Spanish metallurgist

Bartolomé de Medina (born around 1504 in Seville) was a Spanish merchant known for his invention of the patio process.

==Biography==
In Europe, he learned the economics of litharge smelting, and, from a German man known only as "Maestro Lorenzo" or "Leonard", he learned how to efficiently use mercury, and a "strong brine", to extract silver from its ore. Around the age of 50, Medina moved to New Spain, leaving behind his wife Leonor de Morales and their five children.

First settling in Mexico City, Medina worked on silver amalgamation for a year at the residence of Hernando de Ribadeneyra, before moving on to Pachuca. There, he built his Hacienda de Beneficio Nuestra Senora de la Purisima Concepcion, which included paved surface patios on which he could spread ground ore. Located on Magdalena Mountain, he had access to running water and lower grade ore in the Old Discovery Mine dump. However, it was several months before Medina discovered that the brine and mercury method Lorenzo showed him in Spain also required iron or copper sulfate. The gossans in Spain contained this naturally as pyrite and chalcopyrite, but needed to be added to the ores in Mexico. This added ingredient, called magistral, promoted the chemical reaction inherent to the amalgamation.

For this process for extracting silver from ore, now known as the patio process or silver ore amalgamation, Viceroy Don Luís de Velasco awarded Medina a six-year patent. This patent covered the key ingredients of magistral, salt and mercury.

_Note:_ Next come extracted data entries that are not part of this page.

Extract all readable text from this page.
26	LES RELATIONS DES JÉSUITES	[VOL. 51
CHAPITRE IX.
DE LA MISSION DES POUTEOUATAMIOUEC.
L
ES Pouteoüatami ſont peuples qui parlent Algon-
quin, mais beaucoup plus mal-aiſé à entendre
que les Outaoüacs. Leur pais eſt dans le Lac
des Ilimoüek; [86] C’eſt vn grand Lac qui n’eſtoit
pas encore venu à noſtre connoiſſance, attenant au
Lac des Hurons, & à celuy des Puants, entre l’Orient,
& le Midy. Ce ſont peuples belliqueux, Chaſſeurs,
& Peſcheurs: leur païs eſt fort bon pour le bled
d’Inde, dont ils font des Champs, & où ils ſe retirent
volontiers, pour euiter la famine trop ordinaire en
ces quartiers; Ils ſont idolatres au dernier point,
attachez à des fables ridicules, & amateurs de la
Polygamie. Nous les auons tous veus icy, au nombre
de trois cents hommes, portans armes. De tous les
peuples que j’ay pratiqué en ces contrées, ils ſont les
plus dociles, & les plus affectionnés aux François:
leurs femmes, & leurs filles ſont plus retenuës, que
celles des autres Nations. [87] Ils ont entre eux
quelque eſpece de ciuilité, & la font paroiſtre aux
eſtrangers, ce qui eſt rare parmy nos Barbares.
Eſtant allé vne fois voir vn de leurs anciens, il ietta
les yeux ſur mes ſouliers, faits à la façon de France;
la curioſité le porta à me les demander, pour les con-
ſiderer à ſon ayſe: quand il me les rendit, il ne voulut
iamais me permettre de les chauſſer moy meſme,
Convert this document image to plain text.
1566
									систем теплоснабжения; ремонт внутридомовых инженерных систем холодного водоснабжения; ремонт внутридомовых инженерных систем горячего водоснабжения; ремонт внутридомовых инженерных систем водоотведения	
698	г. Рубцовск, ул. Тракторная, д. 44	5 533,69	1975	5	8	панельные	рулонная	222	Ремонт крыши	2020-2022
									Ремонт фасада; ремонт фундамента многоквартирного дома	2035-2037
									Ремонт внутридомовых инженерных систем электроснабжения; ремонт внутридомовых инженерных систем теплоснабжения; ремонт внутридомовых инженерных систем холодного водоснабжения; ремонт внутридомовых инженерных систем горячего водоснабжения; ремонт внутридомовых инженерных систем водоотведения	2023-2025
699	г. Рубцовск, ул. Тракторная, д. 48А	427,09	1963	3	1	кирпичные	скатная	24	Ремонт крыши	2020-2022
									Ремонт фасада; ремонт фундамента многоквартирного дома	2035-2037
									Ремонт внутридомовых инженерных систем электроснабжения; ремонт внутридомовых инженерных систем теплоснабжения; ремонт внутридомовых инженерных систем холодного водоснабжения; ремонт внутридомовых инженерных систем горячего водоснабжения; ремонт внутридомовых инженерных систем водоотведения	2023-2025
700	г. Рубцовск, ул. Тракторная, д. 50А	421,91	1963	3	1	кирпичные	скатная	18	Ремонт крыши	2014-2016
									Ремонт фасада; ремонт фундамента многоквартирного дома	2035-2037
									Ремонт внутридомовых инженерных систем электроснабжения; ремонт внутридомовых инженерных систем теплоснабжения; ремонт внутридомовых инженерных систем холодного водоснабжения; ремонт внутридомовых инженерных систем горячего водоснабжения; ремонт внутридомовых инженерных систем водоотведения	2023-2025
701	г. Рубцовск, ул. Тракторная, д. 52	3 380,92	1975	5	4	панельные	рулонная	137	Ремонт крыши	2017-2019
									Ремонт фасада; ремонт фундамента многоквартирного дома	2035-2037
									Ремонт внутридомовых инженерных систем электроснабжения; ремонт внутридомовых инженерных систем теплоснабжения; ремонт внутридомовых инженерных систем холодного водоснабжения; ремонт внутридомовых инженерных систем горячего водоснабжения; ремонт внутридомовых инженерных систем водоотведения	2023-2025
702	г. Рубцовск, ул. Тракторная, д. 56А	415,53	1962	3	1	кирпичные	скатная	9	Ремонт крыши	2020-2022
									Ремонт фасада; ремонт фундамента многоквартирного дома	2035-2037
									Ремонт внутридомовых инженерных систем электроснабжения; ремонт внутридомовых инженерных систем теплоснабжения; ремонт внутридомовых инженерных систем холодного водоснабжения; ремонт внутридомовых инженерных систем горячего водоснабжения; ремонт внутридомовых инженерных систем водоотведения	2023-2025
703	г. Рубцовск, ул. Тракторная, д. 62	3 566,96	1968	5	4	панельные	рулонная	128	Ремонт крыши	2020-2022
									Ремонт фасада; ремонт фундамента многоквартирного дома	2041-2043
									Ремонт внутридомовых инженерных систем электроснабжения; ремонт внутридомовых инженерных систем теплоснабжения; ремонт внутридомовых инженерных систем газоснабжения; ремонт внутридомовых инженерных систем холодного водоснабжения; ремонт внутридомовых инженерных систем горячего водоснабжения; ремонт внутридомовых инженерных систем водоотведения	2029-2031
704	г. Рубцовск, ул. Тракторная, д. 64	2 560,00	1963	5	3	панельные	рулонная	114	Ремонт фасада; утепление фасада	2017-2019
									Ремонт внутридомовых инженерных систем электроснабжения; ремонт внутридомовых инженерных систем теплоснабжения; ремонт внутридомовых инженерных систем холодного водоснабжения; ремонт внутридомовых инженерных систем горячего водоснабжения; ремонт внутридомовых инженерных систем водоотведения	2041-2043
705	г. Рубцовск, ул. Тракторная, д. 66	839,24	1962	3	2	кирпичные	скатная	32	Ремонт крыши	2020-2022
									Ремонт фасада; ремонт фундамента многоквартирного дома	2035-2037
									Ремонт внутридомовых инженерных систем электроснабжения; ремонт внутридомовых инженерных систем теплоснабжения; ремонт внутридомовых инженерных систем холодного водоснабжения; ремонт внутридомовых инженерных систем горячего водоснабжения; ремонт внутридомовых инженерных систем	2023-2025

Then on 10 July 1556, Velasco issued a joint patent to Medina and Gaspar Lohmann (Loman), for mechanizing the process using Lohmann's ingenio. Lohmann's ingenio, and one described by Miguel Perez, were influenced by Georgius Agricola's De Re Metallica.

One quarter of his royalties were commissioned towards the Home and School for Orphan Girls. In 1557, his eldest son died on the voyage from Spain. Medina eventually returned to Spain and returned to Pachuca in 1565 with his wife and remaining four children.